Les midis, d'un vaste or fluide, le soir mauve,
L'aube, tout ce qui passe et part incessamment,
Vient tenter l'âme en songe et qui se croyait sauve
Derrière le cristal de son renoncement.

Ah! les vitres, toujours reprises par la Vie,
Qui, reflétant la vaine ivresse du départ,
Sont complices du ciel en marche qui convie,
Comme s'il y avait le bonheur autre part!

Tentation dans les vitres fallacieuses
Qui propagent, en l'ombre intime des maisons,
La vagabonde humeur des changeants horizons
Et leurs roses et leurs flammes silencieuses.

Et tu souffres, pauvre âme enclose, qui songeais
Dans le sage insouci des âmes qui renoncent,
Car les vitres qui s'éclaircissent ou se foncent
S'emplissent de l'ardeur fiévreuse des projets.

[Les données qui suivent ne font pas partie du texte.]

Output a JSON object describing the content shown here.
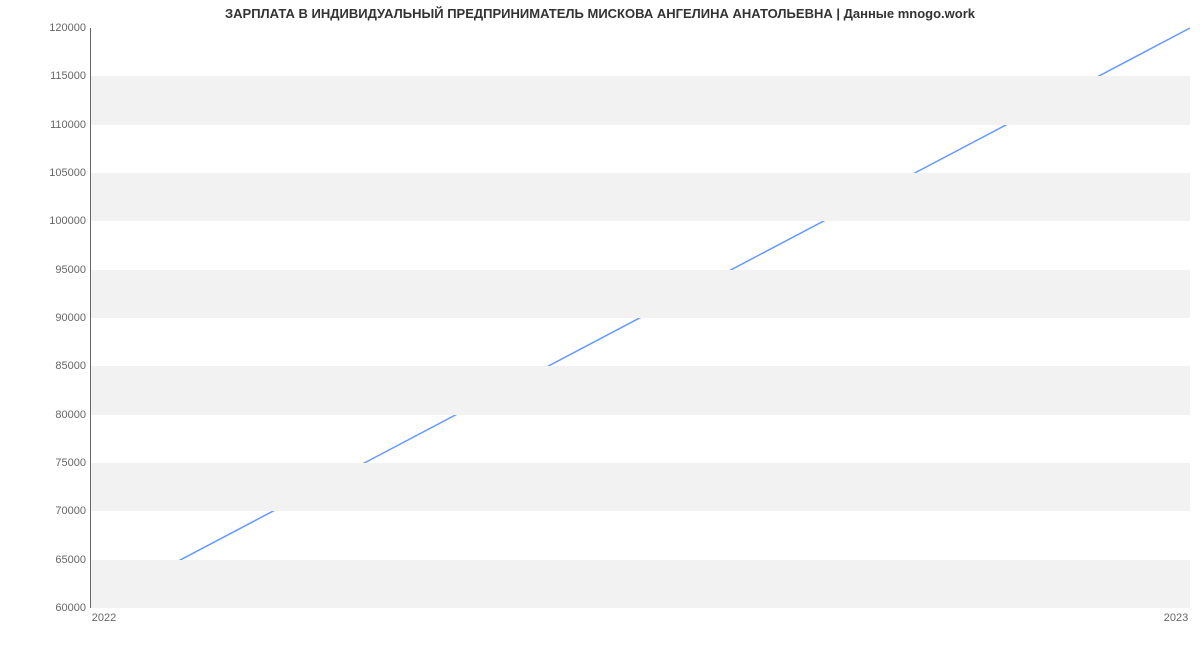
{
  "chart_data": {
    "type": "line",
    "title": "ЗАРПЛАТА В ИНДИВИДУАЛЬНЫЙ ПРЕДПРИНИМАТЕЛЬ МИСКОВА АНГЕЛИНА АНАТОЛЬЕВНА | Данные mnogo.work",
    "xlabel": "",
    "ylabel": "",
    "x": [
      "2022",
      "2023"
    ],
    "series": [
      {
        "name": "Зарплата",
        "values": [
          60000,
          120000
        ],
        "color": "#6699ff"
      }
    ],
    "ylim": [
      60000,
      120000
    ],
    "y_ticks": [
      60000,
      65000,
      70000,
      75000,
      80000,
      85000,
      90000,
      95000,
      100000,
      105000,
      110000,
      115000,
      120000
    ],
    "grid": true,
    "legend": false
  }
}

Les vitres ont trahi! Demeures mal gardées!
Mais les vitres déjà, pour avoir accueilli
Les vieux couchants, ont pris soudain un air vieilli,
Courtisanes que les nuages ont fardées!

II.

Sur le ciel immuable ont flotté des nuages,
Tissus à la dérive et parure changeante;
Ô nuages, partis pour de lointains voyages,
Entrant soudain dans mon âme qui s'en argente;
Et je suis dans mon âme où, calmes, ils s'en vont,
Les nuages qui se défont et se refont.

III.

Le couchant triomphal est une fin de règne…
Des cuivres de victoire énamourent le soir;
Des drapeaux sont hissés; un sang nombreux imprègne
Le fond du ciel qui s'en rougit comme un pressoir;
Et l'on croit voir s'enfuir une armée ennemie.
Maintenant c'est la paix de la lutte finie;
L'orgueil, — et l'on entend le bruit lourd de sa clé; —
C'est l'accomplissement, le butin étalé,
L'or du soleil, les nuages comme des porches
D'où l'on voit des palais d'azur s'approfondir;
Et le ruissellement de joyaux, et les torches
Dont les gestes de feu conduisent au nadir…

Couchant sublime! Architectures inouïes!
Premiers astres qui font le ciel fleurdelysé!
Et là-bas, toutes ces chevelures rouies
Comme un lin fin dans un étang cristallisé,
Moisson des longs cheveux fauchés des Ophélies!